Lo curioso es que muchas de estas narraciones nos presentan a madres avergonzadas por haber tenido siete o nueve hijos en un solo parto que se intentan desembarazar criminalmente de buena parte de ellos. García de Diego se refiere a una leyenda contada por la guardiana de las ruinas del monasterio de Arlanza a Menéndez Pidal en que los infantes habrían nacido de Doña Lambra (lo que parece una incongruencia legendaria) y ésta habría pretendido matar a todos menos uno; siendo descubierta por su esposo y puesta en la tesitura de tener que elegir entre todos cuál era el que había criado, la infanticida habría corrido en su caballo a arrojarse en la Laguna Negra, «allá en las sierras muy frías, por cima de Borbadillo de Herreros» (García de Diego 1945, Vol. I: 75).
Los romances siguen contando que, sintiéndose afrentada Doña Lambra por una u otra razón, se queja a su marido Ruy Velásquez de los insultos y deshonor de que ha sido objeto, hasta que consigue la promesa de éste de vengarse cumplidamente de los infantes. Fingiéndose desagraviado, manda Ruy Velásquez a Gonzalo Gustios hacia Córdoba con una carta escrita en árabe para Almanzor en que le dice puede matar al emisario y apresar a sus siete hijos que, sin saber nada, acudirían a la frontera de los moros con los cristianos.
Aunque los infantes son víctimas de una emboscada y mueren decapitados con su ayo Nuño Salido, Almanzor –sin embargo- perdona la vida a Gonzalo e incluso le concede a su propia hermana, con la que el caballero tendrá un nuevo hijo, el bastardo Mudarra. Cuando Gonzalo, finalmente, es liberado por Almanzor, la hermana del caudillo árabe le anuncia que va a tener un hijo suyo y Gustios parte un anillo dejándole a la mora la mitad, para que de este modo, si la criatura nace varón, pueda reconocer a su vástago en el futuro. Gustios, macabramente acompañado por las ocho cabezas decapitadas regresa a su tierra.

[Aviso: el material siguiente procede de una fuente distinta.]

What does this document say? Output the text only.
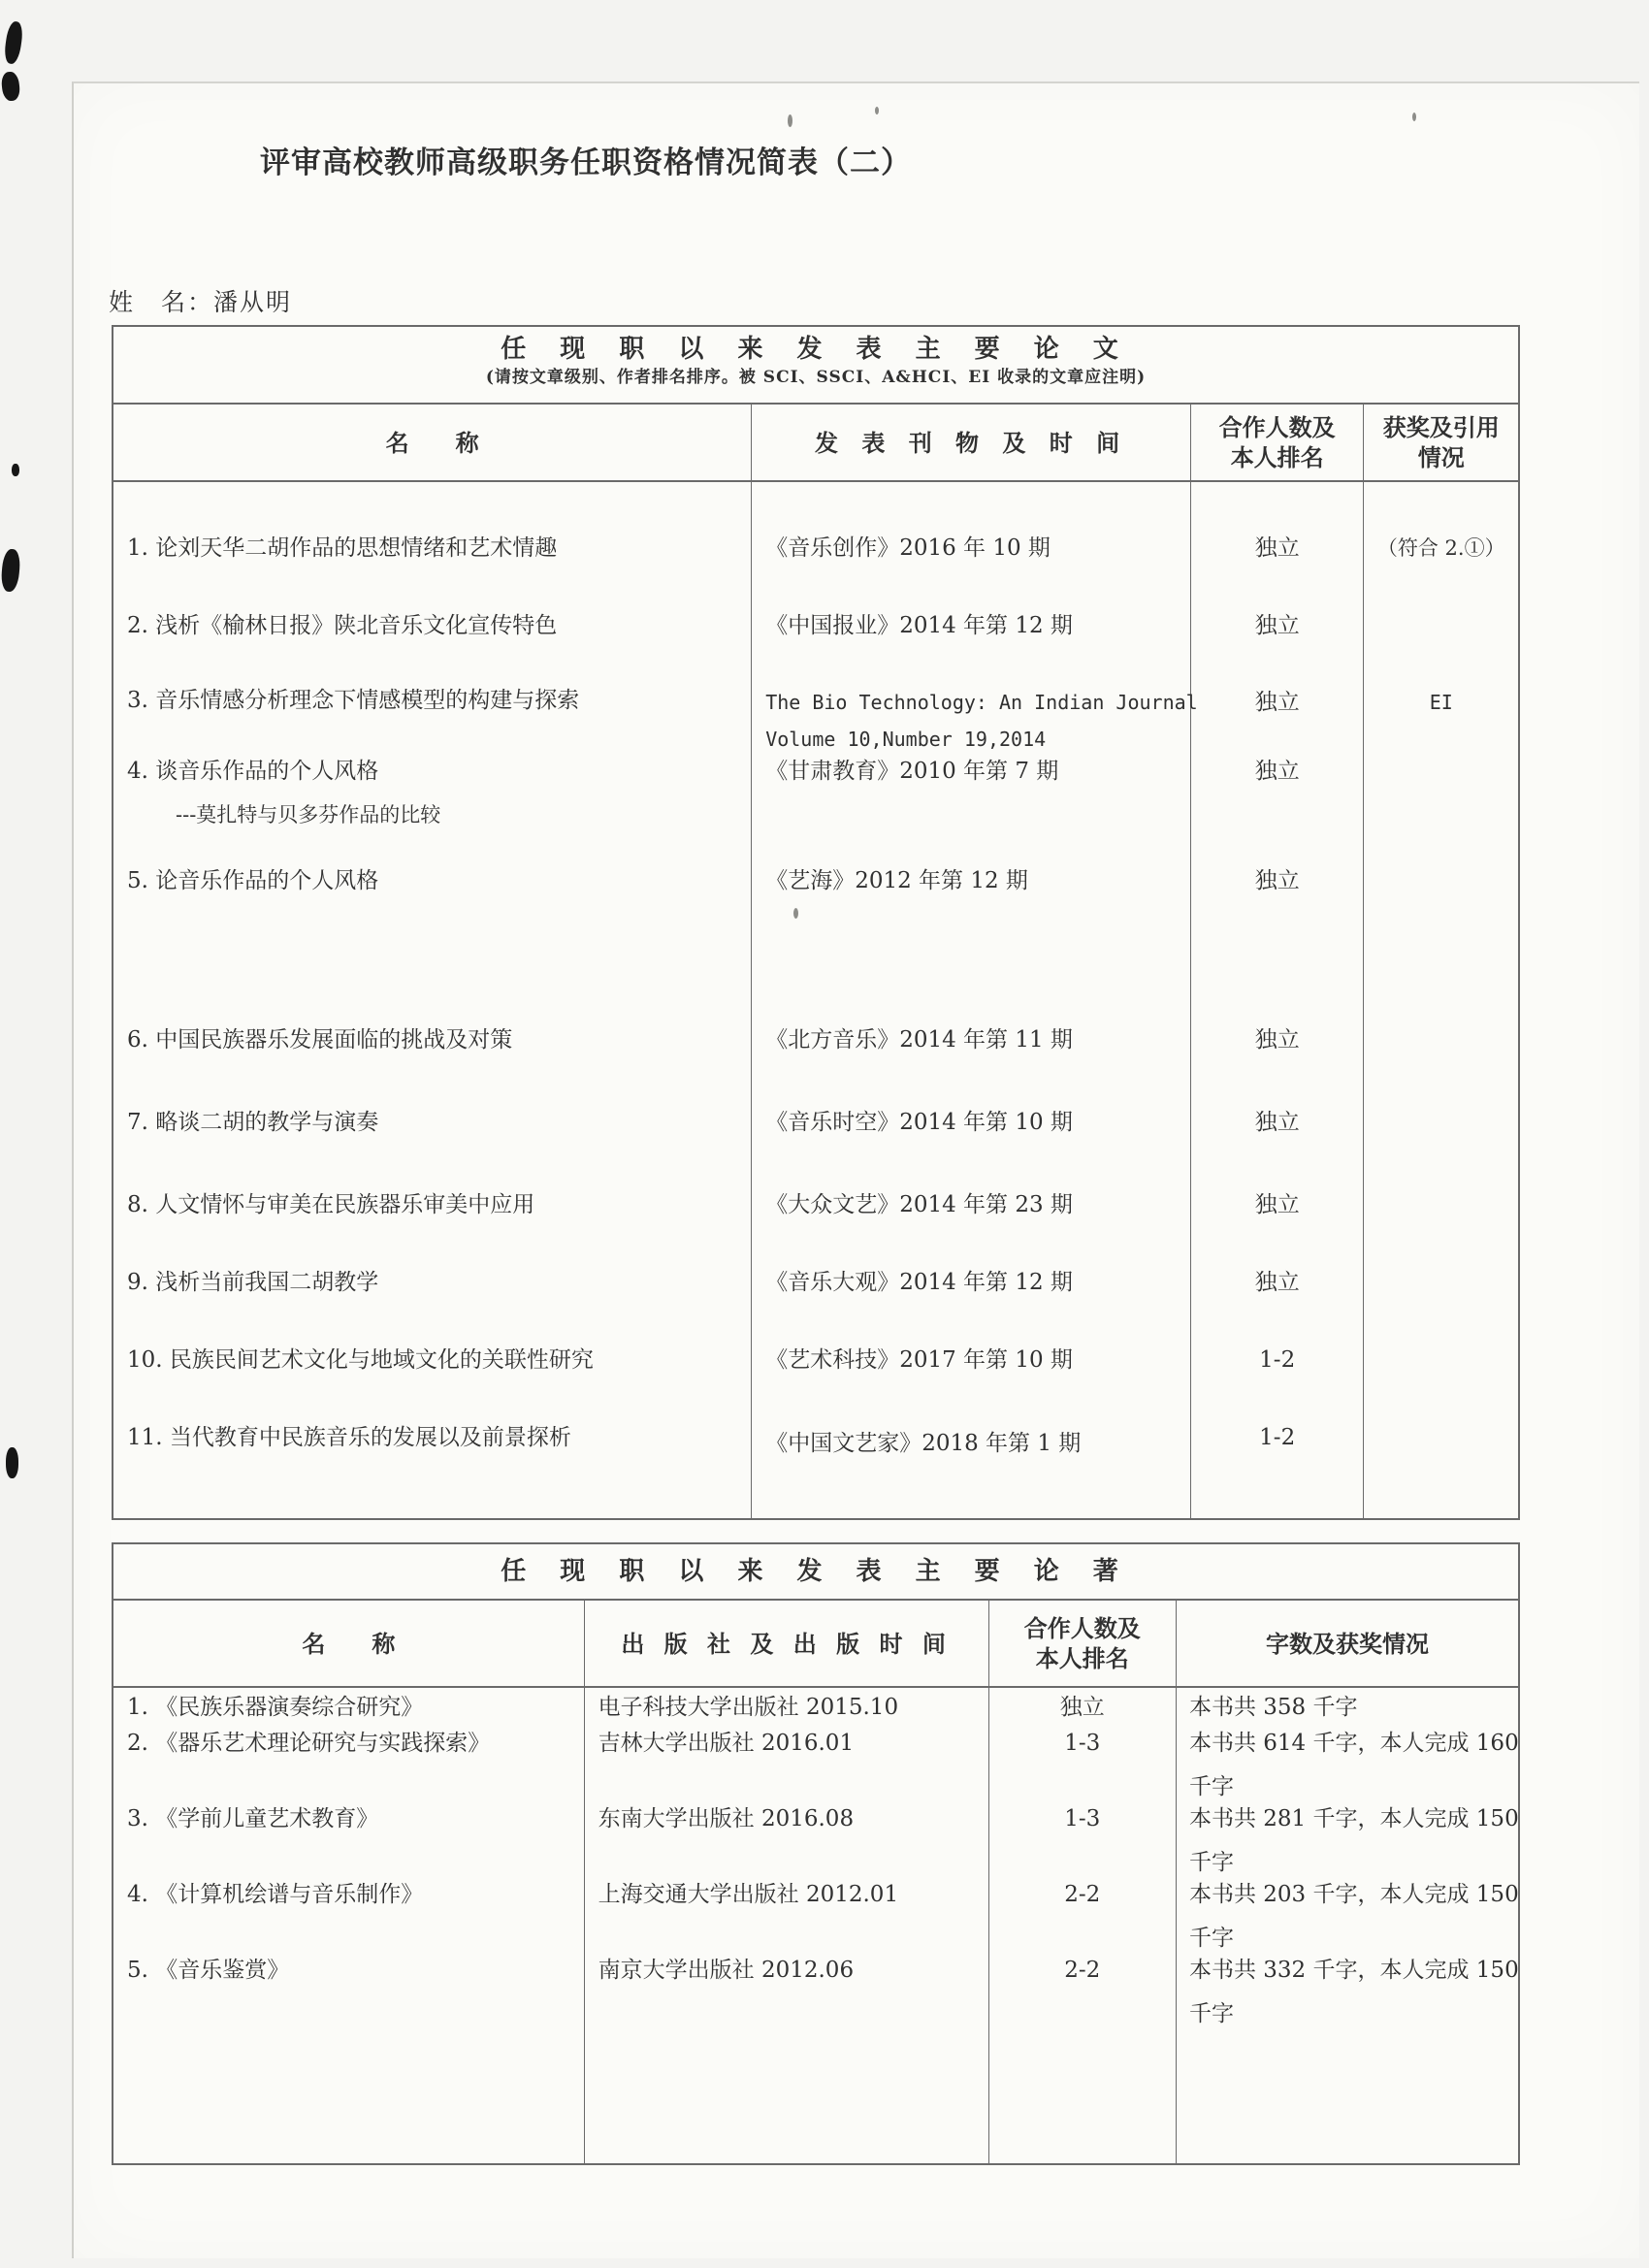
评审高校教师高级职务任职资格情况简表（二）
姓　名：潘从明
任 现 职 以 来 发 表 主 要 论 文
(请按文章级别、作者排名排序。被 SCI、SSCI、A&HCI、EI 收录的文章应注明)
名　　称	发 表 刊 物 及 时 间
合作人数及
本人排名
获奖及引用
情况
1. 论刘天华二胡作品的思想情绪和艺术情趣
2. 浅析《榆林日报》陕北音乐文化宣传特色
3. 音乐情感分析理念下情感模型的构建与探索
4. 谈音乐作品的个人风格
---莫扎特与贝多芬作品的比较
5. 论音乐作品的个人风格
6. 中国民族器乐发展面临的挑战及对策
7. 略谈二胡的教学与演奏
8. 人文情怀与审美在民族器乐审美中应用
9. 浅析当前我国二胡教学
10. 民族民间艺术文化与地域文化的关联性研究
11. 当代教育中民族音乐的发展以及前景探析
《音乐创作》2016 年 10 期
《中国报业》2014 年第 12 期
The Bio Technology: An Indian Journal
Volume 10,Number 19,2014
《甘肃教育》2010 年第 7 期
《艺海》2012 年第 12 期
《北方音乐》2014 年第 11 期
《音乐时空》2014 年第 10 期
《大众文艺》2014 年第 23 期
《音乐大观》2014 年第 12 期
《艺术科技》2017 年第 10 期
《中国文艺家》2018 年第 1 期
独立
独立
独立
独立
独立
独立
独立
独立
独立
1-2
1-2
（符合 2.①）
EI
任 现 职 以 来 发 表 主 要 论 著
名　　称	出 版 社 及 出 版 时 间
合作人数及
本人排名
字数及获奖情况
1. 《民族乐器演奏综合研究》
2. 《器乐艺术理论研究与实践探索》
3. 《学前儿童艺术教育》
4. 《计算机绘谱与音乐制作》
5. 《音乐鉴赏》
电子科技大学出版社 2015.10
吉林大学出版社 2016.01
东南大学出版社 2016.08
上海交通大学出版社 2012.01
南京大学出版社 2012.06
独立
1-3
1-3
2-2
2-2
本书共 358 千字
本书共 614 千字，本人完成 160
千字
本书共 281 千字，本人完成 150
千字
本书共 203 千字，本人完成 150
千字
本书共 332 千字，本人完成 150
千字
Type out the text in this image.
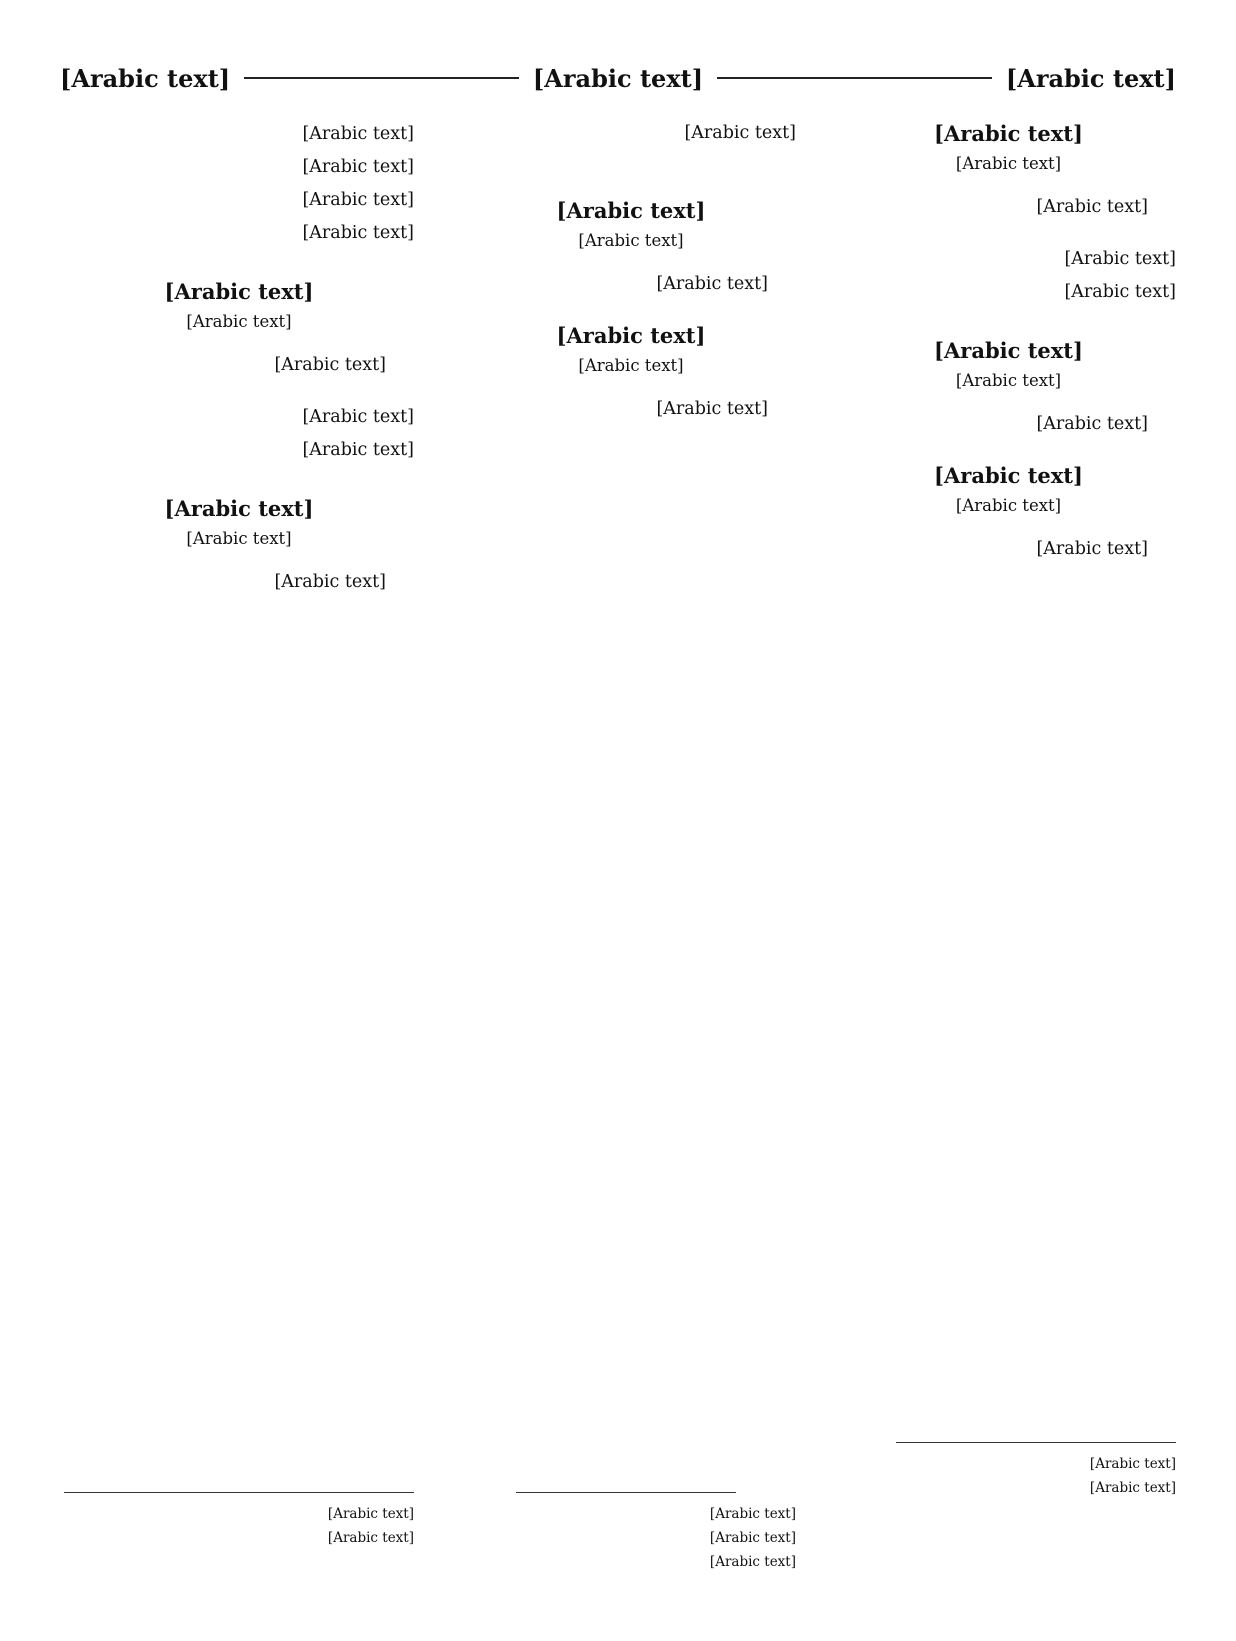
[Arabic text]
[Arabic text]
[Arabic text]

[Arabic text]

[Arabic text]

[Arabic text]

[Arabic text]

[Arabic text]

[Arabic text]

[Arabic text]

[Arabic text]

[Arabic text]

[Arabic text]

[Arabic text]

[Arabic text]

[Arabic text]

[Arabic text]

[Arabic text]

[Arabic text]

[Arabic text]

[Arabic text]

[Arabic text]

[Arabic text]

[Arabic text]

[Arabic text]

[Arabic text]

[Arabic text]

[Arabic text]

[Arabic text]

[Arabic text]

[Arabic text]

[Arabic text]

[Arabic text]

[Arabic text]

[Arabic text]

[Arabic text]

[Arabic text]

[Arabic text]

[Arabic text]

[Arabic text]
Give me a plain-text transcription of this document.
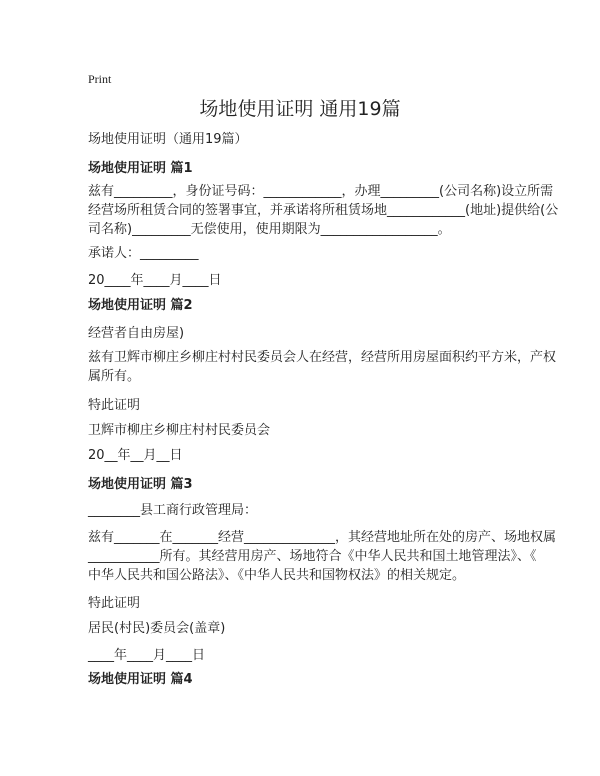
Print
场地使用证明 通用19篇
场地使用证明（通用19篇）
场地使用证明 篇1
兹有_________，身份证号码：____________，办理_________(公司名称)设立所需
经营场所租赁合同的签署事宜，并承诺将所租赁场地____________(地址)提供给(公
司名称)_________无偿使用，使用期限为__________________。
承诺人：_________
20____年____月____日
场地使用证明 篇2
经营者自由房屋)
兹有卫辉市柳庄乡柳庄村村民委员会人在经营，经营所用房屋面积约平方米，产权
属所有。
特此证明
卫辉市柳庄乡柳庄村村民委员会
20__年__月__日
场地使用证明 篇3
________县工商行政管理局：
兹有_______在_______经营______________，其经营地址所在处的房产、场地权属
___________所有。其经营用房产、场地符合《中华人民共和国土地管理法》、《
中华人民共和国公路法》、《中华人民共和国物权法》的相关规定。
特此证明
居民(村民)委员会(盖章)
____年____月____日
场地使用证明 篇4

Y, con el tiempo, Mudarra González ya puesto al tanto de la terrible historia va en busca de su padre y, cumpliendo inexorablemente la venganza a la que es empujado por él, desafía y mata en duelo singular al traidor conde castellano, su tío Ruy Velásquez. Doña Lambra será quemada viva, según unas narraciones tras ser apedreada según otras al incendiar el héroe vengador la casa en que se encontraba y, según las últimas, en pública hoguera.
Mudarra resulta ser, a mi parecer, uno de los personajes más fascinantes de esta riquísima historia de odios familiares, pues ejemplifica por primera vez en el imaginario español lo que hoy se consideraría la fusión de las dos sangres (o, si se prefiere, las dos culturas), hijo de mora y cristiano, tiene en sus manos el hilo del destino y, por ello, es el que –finalmente-ejecuta la venganza.